What are the consequences of removing the self.buffer['logits'] = logits line in the generation script? Is this a bug?

Thank you for the help!

OValery16 commented 6 months ago

I also meet the same problem with the whisper model. Unfortunately, removing the self.buffer['logits'] = logits doesn't seem to solve the problem. It crashes due to an illegal memory access. The interesting thing is that this problem doesn't happen for a num_beams=1

dfcastap commented 6 months ago

Interesting... So there's a mix of parameters and/models that affect this behaviour. In my case, for LlaVA, num_beams=1 (as per default params in examples/multimodal/run.py for the model) but I did have to remove the self.buffer['logits'] = logits to get the output I expected.
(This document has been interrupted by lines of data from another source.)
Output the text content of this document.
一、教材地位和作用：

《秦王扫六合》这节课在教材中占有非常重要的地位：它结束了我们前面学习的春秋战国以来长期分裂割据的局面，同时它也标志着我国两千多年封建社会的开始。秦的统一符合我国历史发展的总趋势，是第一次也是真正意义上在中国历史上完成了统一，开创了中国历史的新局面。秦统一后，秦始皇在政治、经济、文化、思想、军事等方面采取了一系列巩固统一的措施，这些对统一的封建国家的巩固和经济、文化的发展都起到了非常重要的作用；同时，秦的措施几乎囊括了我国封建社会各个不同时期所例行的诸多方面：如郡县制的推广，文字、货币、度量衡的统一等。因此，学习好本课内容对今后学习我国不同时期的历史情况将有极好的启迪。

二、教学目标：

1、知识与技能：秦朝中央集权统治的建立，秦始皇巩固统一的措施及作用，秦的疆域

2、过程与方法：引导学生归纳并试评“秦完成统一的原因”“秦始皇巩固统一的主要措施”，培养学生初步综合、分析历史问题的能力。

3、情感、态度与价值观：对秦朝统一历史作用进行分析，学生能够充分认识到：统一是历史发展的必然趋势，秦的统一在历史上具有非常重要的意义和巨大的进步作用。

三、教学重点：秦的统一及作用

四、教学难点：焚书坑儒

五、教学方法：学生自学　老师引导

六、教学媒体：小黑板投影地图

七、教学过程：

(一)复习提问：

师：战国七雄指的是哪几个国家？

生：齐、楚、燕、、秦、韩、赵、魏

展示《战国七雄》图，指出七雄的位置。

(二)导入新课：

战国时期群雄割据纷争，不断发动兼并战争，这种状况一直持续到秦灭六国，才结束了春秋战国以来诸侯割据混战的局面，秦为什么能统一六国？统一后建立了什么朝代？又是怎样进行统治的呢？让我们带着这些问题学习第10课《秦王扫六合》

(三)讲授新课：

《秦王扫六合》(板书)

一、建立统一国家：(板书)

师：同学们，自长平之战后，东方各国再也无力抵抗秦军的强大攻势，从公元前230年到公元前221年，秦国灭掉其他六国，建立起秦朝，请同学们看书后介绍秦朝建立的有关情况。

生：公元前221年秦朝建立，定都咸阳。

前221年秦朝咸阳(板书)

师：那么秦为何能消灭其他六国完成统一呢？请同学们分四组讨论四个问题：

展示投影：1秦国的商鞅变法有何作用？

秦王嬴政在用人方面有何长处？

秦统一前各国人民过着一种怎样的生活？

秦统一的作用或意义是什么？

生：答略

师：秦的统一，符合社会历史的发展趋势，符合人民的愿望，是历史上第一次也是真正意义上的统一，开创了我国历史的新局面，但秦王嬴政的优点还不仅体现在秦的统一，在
chinthysl commented 6 months ago

num_beams=1 and remove setting self.buffer['logits'] = logits doesn't even help me. I'm trying to integrate a JSONLogitsProcessor from Outlines (https://github.com/outlines-dev/outlines/blob/main/outlines/integrations/vllm.py) to trt_llm. Logits are masked from my logits processor after the first iteration. Here how it looks like - next_token_logits: tensor([[[ -inf, 184.9984, -inf, ..., -inf, -inf, -inf]]], device='cuda:0') Without logits processor looks like this - next_token_logits: tensor([[[207.3016, 238.9770, 137.5957, ..., 207.0755, 216.6228, 211.6978]]], device='cuda:0') Then what happens as far as i understand it goes through, should_stop = self.dynamic_decoder.forward( next_token_logits, decode_step, max_context_length, self.max_attention_window_size, self.sink_token_length, ite, batch_size, self.end_ids, self.embedding_bias_opt, context_lengths, sequence_limit_lengths, stop_words_list_ptrs, stop_words_lens, max_stop_words_len, bad_words_list_ptrs, bad_words_lens, max_bad_words_len, no_repeat_ngram_size, this_src_cache_indirection, self.output_ids, self.new_tokens, self.finished, self.finished, self.sequence_length_buffer, self.cum_log_probs, self.log_probs, self.log_probs_tiled, self.parent_ids, this_tgt_cache_indirection, self.beam_hyps_output_ids_tgt, self.beam_hyps_sequence_lengths_tgt, self.beam_hyps_cum_log_probs, self.beam_hyps_normed_scores, self.beam_hyps_log_probs, self.beam_hyps_min_normed_scores, self.beam_hyps_num_beams, self.beam_hyps_is_done, scfg.use_beam_hyps)

should_stop always become tensor([True]). I'm not sure something goes wrong when -INF values are present in the following kernel invocations.